Раз вечером, когда девушки сидели на берегу Днепра, Левин, стоявший до того времени на крыльце и прислушивавшийся к словам песни —
Левин подошел к ним и молча стал глядеть на воду, на то место, где он нашел утопающую Оксану.
— Идить до нас, Василій Савич, — позвала его Оксана. Она уже совсем привыкла к нему и не стыдилась его, как в первый день.
Левин молча подошел.
— Сидайте и вы коло нас, — продолжала девушка. Он сел рядом с Оксаной.
— Я заслушался сегодня ваших песен, — сказал он. — Какую это вы сейчас пели?
— Про чумака да про молодицю, що задумала с своею черною косою в монастырь итти, — отвечала Оксана, которая была на этот раз особенно разговорчива.
— Какой у вас голос славный, Ксения Астафьевна, — сказал Левин, — и у Докийки богатый голос...
— А чом вы нам не заспиваете вашои московськои писни, — перебила его Оксана. — Я чула, як москали спивали — якось — «Не будите мене молоду» — чи-що... Таки гарни писни... Заспивайте ж нам, будьте ласкови.
— Что ж я вам заспеваю, Ксения Астафьевна? У меня все невеселые песни.
— Ну хоч невеселу.
— Да я давно не пел — боюсь, не сумею.
— Ни, ничого, мы послухаємо. А то й мы николи не будем вам спивать.
— Хорошо... Вот разве эту — мою любимую.
И он запел известную тогда, разнесенную по всей России опальными стрельцами и понизовою вольницею песню:
Левин пел хорошо. Как идеалист того времени, в сердце которого далеко западал всякий протестующий против насилия голос, он принял к сердцу и эту протестующую, предсмертную песню удал-добра молодца, который накануне казни исповедывал всенародно, в песне, ставшей после него народною и бессмертною, исповедывал свою жизнь, свою вину, и Левин пел страстно, словно бы его самого ожидала завтра казнь.

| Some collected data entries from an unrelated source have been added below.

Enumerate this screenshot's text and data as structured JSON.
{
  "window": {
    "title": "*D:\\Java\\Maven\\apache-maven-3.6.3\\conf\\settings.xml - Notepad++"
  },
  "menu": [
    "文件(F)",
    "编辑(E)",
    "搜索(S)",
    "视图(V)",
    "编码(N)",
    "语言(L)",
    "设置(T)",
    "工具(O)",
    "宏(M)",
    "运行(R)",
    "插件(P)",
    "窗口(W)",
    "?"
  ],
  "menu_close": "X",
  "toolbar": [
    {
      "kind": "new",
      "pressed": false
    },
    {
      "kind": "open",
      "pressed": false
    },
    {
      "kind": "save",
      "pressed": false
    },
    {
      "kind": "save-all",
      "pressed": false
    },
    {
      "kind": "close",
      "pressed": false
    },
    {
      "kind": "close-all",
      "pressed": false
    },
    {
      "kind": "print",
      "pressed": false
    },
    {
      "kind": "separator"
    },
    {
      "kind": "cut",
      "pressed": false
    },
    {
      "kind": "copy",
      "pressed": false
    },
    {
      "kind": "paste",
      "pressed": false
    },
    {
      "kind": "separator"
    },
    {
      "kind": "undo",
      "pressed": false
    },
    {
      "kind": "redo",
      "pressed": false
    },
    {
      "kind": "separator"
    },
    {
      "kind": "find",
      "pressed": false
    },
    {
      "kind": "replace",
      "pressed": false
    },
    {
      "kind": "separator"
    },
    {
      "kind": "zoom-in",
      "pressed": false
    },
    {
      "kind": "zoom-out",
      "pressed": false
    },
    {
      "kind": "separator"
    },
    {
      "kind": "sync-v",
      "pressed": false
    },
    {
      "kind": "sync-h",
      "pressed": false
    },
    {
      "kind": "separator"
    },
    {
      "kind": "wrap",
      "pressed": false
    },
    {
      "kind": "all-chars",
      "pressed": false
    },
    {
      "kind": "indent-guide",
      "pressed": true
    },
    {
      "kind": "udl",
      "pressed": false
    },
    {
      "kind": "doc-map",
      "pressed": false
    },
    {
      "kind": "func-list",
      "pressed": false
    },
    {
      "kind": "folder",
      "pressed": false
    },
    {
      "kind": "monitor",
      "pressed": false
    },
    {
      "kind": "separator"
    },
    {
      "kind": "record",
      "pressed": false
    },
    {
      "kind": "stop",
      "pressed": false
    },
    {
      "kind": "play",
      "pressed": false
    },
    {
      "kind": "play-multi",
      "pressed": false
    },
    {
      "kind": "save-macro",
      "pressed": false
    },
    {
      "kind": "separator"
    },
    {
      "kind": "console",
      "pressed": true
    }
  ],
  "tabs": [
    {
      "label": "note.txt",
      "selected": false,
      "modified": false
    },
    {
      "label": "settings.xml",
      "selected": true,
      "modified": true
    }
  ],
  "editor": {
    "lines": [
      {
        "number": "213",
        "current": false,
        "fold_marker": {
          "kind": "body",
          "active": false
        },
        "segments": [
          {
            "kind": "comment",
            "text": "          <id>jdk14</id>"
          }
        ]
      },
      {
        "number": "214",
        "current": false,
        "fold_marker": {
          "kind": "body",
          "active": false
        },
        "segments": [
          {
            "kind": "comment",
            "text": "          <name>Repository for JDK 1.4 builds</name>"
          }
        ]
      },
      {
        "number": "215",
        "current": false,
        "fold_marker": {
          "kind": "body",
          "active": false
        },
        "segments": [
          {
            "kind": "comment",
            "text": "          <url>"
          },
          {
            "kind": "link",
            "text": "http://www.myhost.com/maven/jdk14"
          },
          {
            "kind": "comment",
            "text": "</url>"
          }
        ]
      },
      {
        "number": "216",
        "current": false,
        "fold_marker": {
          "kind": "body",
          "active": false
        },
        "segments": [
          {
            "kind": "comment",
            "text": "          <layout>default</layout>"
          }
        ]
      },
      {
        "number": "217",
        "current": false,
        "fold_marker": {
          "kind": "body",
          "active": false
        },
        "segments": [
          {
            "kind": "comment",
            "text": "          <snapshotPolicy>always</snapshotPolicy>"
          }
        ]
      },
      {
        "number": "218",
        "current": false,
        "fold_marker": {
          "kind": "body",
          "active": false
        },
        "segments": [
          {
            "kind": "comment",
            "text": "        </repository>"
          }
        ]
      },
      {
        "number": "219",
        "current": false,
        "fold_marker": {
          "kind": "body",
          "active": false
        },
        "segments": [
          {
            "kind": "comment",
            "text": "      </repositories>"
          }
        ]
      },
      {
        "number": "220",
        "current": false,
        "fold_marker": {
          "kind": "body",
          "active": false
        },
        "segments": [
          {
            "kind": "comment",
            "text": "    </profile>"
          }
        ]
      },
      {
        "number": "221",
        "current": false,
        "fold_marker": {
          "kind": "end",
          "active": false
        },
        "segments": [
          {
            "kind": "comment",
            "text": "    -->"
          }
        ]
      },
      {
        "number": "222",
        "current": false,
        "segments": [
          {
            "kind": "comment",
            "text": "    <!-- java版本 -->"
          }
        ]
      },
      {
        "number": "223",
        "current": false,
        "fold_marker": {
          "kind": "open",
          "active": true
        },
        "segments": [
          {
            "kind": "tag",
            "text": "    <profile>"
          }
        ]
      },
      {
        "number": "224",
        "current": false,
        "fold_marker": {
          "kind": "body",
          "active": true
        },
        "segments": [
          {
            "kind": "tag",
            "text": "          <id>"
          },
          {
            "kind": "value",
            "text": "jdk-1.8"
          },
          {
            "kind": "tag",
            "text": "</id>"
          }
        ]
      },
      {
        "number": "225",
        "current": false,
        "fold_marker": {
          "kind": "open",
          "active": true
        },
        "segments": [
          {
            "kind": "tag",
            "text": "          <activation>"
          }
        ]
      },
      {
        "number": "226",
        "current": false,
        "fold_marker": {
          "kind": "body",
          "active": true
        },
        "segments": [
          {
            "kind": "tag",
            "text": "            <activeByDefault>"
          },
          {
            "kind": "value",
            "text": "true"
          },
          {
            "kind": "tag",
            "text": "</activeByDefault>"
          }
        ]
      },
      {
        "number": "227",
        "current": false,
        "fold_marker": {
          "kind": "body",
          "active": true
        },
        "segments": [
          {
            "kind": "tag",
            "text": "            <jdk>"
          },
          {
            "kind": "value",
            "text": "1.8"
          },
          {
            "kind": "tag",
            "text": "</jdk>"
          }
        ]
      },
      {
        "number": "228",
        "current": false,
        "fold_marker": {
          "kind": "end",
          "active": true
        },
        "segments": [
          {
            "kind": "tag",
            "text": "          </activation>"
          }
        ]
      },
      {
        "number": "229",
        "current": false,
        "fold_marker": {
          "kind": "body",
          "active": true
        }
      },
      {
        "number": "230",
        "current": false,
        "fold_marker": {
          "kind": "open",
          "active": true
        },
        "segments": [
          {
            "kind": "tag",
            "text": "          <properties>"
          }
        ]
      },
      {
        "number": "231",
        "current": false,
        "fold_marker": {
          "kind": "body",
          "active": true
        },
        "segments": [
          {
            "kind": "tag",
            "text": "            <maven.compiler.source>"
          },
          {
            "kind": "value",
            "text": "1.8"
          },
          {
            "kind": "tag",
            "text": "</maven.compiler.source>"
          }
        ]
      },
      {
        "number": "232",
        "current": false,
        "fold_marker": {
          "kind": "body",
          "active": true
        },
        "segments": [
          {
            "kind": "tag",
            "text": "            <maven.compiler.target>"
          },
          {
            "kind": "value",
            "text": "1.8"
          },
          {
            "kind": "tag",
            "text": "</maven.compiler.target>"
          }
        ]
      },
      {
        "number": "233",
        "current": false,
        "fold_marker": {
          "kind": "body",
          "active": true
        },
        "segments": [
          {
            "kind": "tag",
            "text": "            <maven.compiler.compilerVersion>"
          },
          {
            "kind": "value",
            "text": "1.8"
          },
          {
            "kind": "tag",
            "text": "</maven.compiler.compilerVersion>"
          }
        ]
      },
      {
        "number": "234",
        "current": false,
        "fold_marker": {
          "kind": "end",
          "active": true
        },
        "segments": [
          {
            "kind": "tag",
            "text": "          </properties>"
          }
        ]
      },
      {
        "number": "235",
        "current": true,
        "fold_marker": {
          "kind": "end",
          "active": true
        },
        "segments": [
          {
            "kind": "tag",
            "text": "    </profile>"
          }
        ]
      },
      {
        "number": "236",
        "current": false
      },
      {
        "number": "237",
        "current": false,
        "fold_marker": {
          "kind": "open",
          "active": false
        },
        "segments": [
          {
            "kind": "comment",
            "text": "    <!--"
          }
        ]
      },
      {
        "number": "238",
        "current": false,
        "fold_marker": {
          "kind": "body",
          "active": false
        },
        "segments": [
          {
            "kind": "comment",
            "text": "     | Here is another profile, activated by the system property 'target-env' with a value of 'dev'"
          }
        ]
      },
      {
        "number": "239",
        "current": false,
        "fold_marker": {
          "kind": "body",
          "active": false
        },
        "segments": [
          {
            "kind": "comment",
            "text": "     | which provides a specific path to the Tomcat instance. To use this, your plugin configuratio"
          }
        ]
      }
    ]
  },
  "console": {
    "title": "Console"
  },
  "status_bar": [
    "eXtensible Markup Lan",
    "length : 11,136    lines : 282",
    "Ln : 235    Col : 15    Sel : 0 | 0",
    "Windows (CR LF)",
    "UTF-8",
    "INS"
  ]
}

Девушки слушали внимательно, боясь проронить слово, звук, выражение голоса. Они так и замерли при звуках незнакомой им песни, которой смысл и мелодию они, как дети поэтической Украины, чуяли сердцем.
— Оттак у нас недавно Кочубея та Искру посикли — головы одрубали, — сказала Оксана задумчиво. — Тато сам бачив, як их рубали. За то ж Бог и Мазепу покарав. А бидна Мотря Кочубеивна... Я бачила іи, коли вона була вже черникою...
— А Мазепу вы видели, Ксения Астафьевна? — спросил Левин.
— А як-же-ж! Вин у нас часто бувал, коли жив тут у Кіиви на гетманстви. Я тоди була ще маленька, то було посадовить мене до себе на колина та й сміється: «Ой-ой, боюсь, каже, боюсь! Яки в тебе, каже, очи, Оксанко, велики... Як-бы, каже, такими очами замисть пуль стриляли в мене татары, то пропав бы я зовсим». А потим уже казали, що вин хотив узять за себе Мотрю Кочубеивну, а там и сам пропав.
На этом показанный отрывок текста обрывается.